How to use moxa: If using purchased moxa, remove its commercial paper wrapper first (but not the white inner paper) and light one end. Hold about ½” above the skin over your chosen area, the distance varying with the person’s tolerance and the amount of heat stimulation desired. There are three methods of using moxibustion: 1) Hold the stick still and move when heat tolerance is reached, returning after a few seconds and repeating the process 2) Move the stick in a circular fashion to warm larger areas – this is especially good for soft tissue injuries, skin disorders and larger areas of pain 3) Rapidly ‘peck’ the moxa stick at one small area without touching the skin. This enables the heat to especially penetrate deeply, very beneficial when strong stimulation is desired. If several areas need treatment, alternate between them with one of the above methods. Continue until each area turns red, about 5-15 minutes. While doing moxa, it’s extremely important to periodically scrape ashes off the stick into a container, so they don’t fall on the person’s skin (or carpet, clothing, etc.) and burn. How you extinguish moxa is extremely important; otherwise it can easily continue smoldering and cause a fire. To put it out, either gently twist the stick into a small jar of uncooked rice, or place it directly into an empty jar and screw on the lid. Alternatively, you can tightly wrap the lit end into a wad of tin foil. Sometimes the stick fits into a small-holed candleholder and placing the lit end inside that effectively puts it out. Whichever method you choose, do NOT try to put moxa out in dirt as it will continue to smolder, possibly causing a fire. Cautions Do not burn moxa:
- over the liver (the lower right ribcage region)
- over places of severe inflammation or infection
- over the lower backs or abdomens of pregnant women
- during a fever
- in the vicinity of sensory organs or mucous membranes
- over areas of numbness, little feeling or poor circulation (unless with great caution and awareness since the person could burn easily).
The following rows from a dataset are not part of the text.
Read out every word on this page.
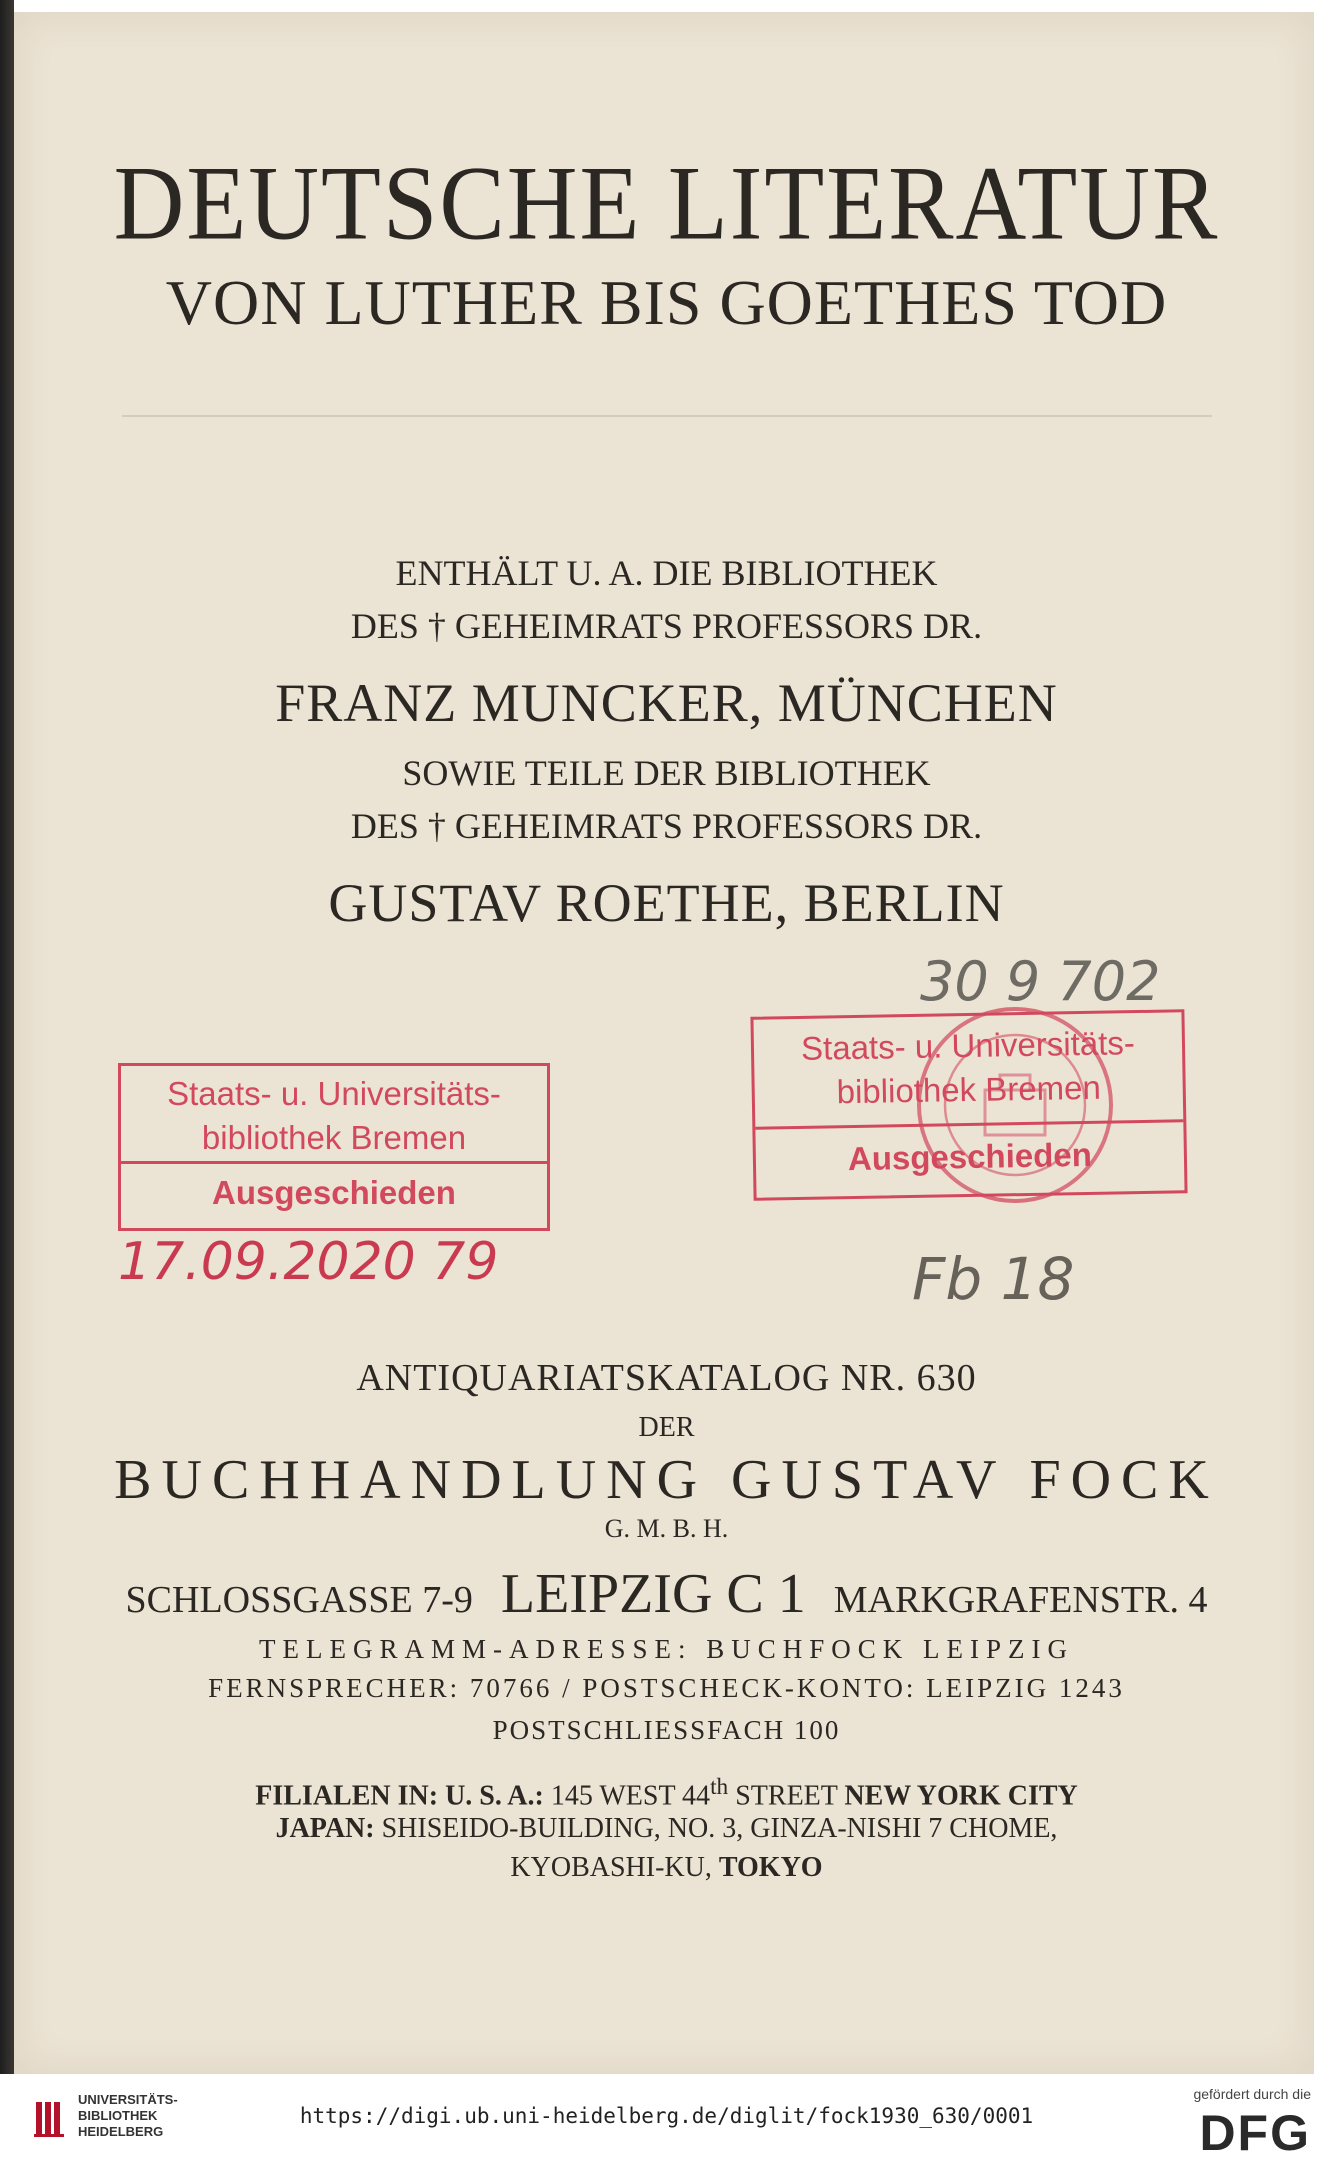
DEUTSCHE LITERATUR
VON LUTHER BIS GOETHES TOD
ENTHÄLT U. A. DIE BIBLIOTHEK
DES † GEHEIMRATS PROFESSORS DR.
FRANZ MUNCKER, MÜNCHEN
SOWIE TEILE DER BIBLIOTHEK
DES † GEHEIMRATS PROFESSORS DR.
GUSTAV ROETHE, BERLIN
30 9 702
Staats- u. Universitäts-
bibliothek Bremen
Ausgeschieden
Staats- u. Universitäts-
bibliothek Bremen
Ausgeschieden
17.09.2020 79	Fb 18
ANTIQUARIATSKATALOG NR. 630
DER
BUCHHANDLUNG GUSTAV FOCK
G. M. B. H.
SCHLOSSGASSE 7-9 LEIPZIG C 1 MARKGRAFENSTR. 4
TELEGRAMM-ADRESSE: BUCHFOCK LEIPZIG
FERNSPRECHER: 70766 / POSTSCHECK-KONTO: LEIPZIG 1243
POSTSCHLIESSFACH 100
FILIALEN IN: U. S. A.: 145 WEST 44th STREET NEW YORK CITY
JAPAN: SHISEIDO-BUILDING, NO. 3, GINZA-NISHI 7 CHOME,
KYOBASHI-KU, TOKYO
UNIVERSITÄTS-
BIBLIOTHEK
HEIDELBERG
https://digi.ub.uni-heidelberg.de/diglit/fock1930_630/0001
gefördert durch die
DFG
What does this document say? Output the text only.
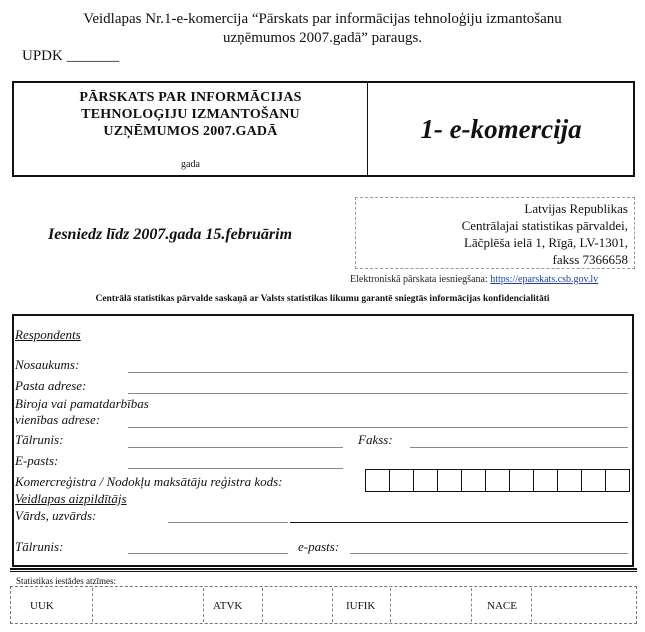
Veidlapas Nr.1-e-komercija “Pārskats par informācijas tehnoloģiju izmantošanu
uzņēmumos 2007.gadā” paraugs.
UPDK _______
PĀRSKATS PAR INFORMĀCIJAS
TEHNOLOĢIJU IZMANTOŠANU
UZŅĒMUMOS 2007.GADĀ
gada
1- e-komercija
Iesniedz līdz 2007.gada 15.februārim
Latvijas Republikas
Centrālajai statistikas pārvaldei,
Lāčplēša ielā 1, Rīgā, LV-1301,
fakss 7366658
Elektroniskā pārskata iesniegšana: https://eparskats.csb.gov.lv
Centrālā statistikas pārvalde saskaņā ar Valsts statistikas likumu garantē sniegtās informācijas konfidencialitāti
Respondents
Nosaukums:
Pasta adrese:
Biroja vai pamatdarbības
vienības adrese:
Tālrunis:	Fakss:
E-pasts:
Komercreģistra / Nodokļu maksātāju reģistra kods:
Veidlapas aizpildītājs
Vārds, uzvārds:
Tālrunis:	e-pasts:
Statistikas iestādes atzīmes:
UUK	ATVK	IUFIK	NACE
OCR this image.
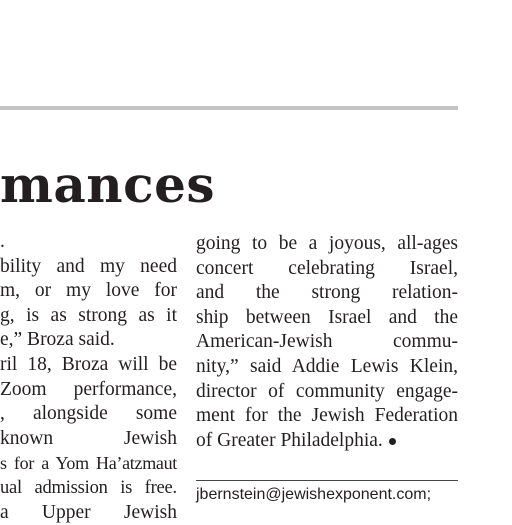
mances
.
bility and my need
m, or my love for
g, is as strong as it
e,” Broza said.
ril 18, Broza will be
Zoom performance,
, alongside some
known Jewish
s for a Yom Ha’atzmaut
ual admission is free.
a Upper Jewish
going to be a joyous, all-ages
concert celebrating Israel,
and the strong relation-
ship between Israel and the
American-Jewish commu-
nity,” said Addie Lewis Klein,
director of community engage-
ment for the Jewish Federation
of Greater Philadelphia.
jbernstein@jewishexponent.com;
Take care not to burn the skin. If a burn does occur, immediately apply an herbal salve or aloe vera gel to prevent blistering; if a blister does occur, dress to prevent infection. More uses for moxa Moxa ashes very effectively stop bleeding (put 1 tsp. in water and drink for internal bleeding, or apply topically for external – beware, this can tattoo the spot for several months). Moxa smoke beneficially treats sinus infections and blockages. Close one nostril and inhale the smoke into the open nostril. Alternate this process between both nostrils and continue for 3-5 minutes. Moxa on ginger: For internal coldness, cut up a root of fresh ginger and place the pieces along the spine. Cut moxa sticks into ½” thick slices and set on mesh screens in boxes or cans (about 1” above their bottoms) with holes punched in the box or can bases. Place these boxes or cans over the cut ginger along the entire spine and light the moxa. After, cover this entire assembly with towels. The penetrating moxa-ginger heat will warm the entire body. Alternatively, this process can be done over smaller areas such as the abdomen. Moxa boxes may be purchased or self-made. Make your own moxa Moxa sticks may be made at home by picking and drying mugwort (usually from 7 to 14 years – the older the better – although you may use it within a few months), grinding it into a fine powder, sifting and filtering this to remove coarse materials, and repeating this entire process until a fine, soft, wooly powder results. Tightly roll this resulting “wool” in tissue paper to form a foot-long ‘cigar’. A regular stick is about 1” in diameter whereas thunder moxa is about 3” thick. Other: If moxibustion is not available and heat is needed, a hot water bottle, hair dryer, heated stones, or bags of sand or salt heated in an oven or on a wood stove are useful alternatives, although they can’t be used on inflamed areas like moxa can.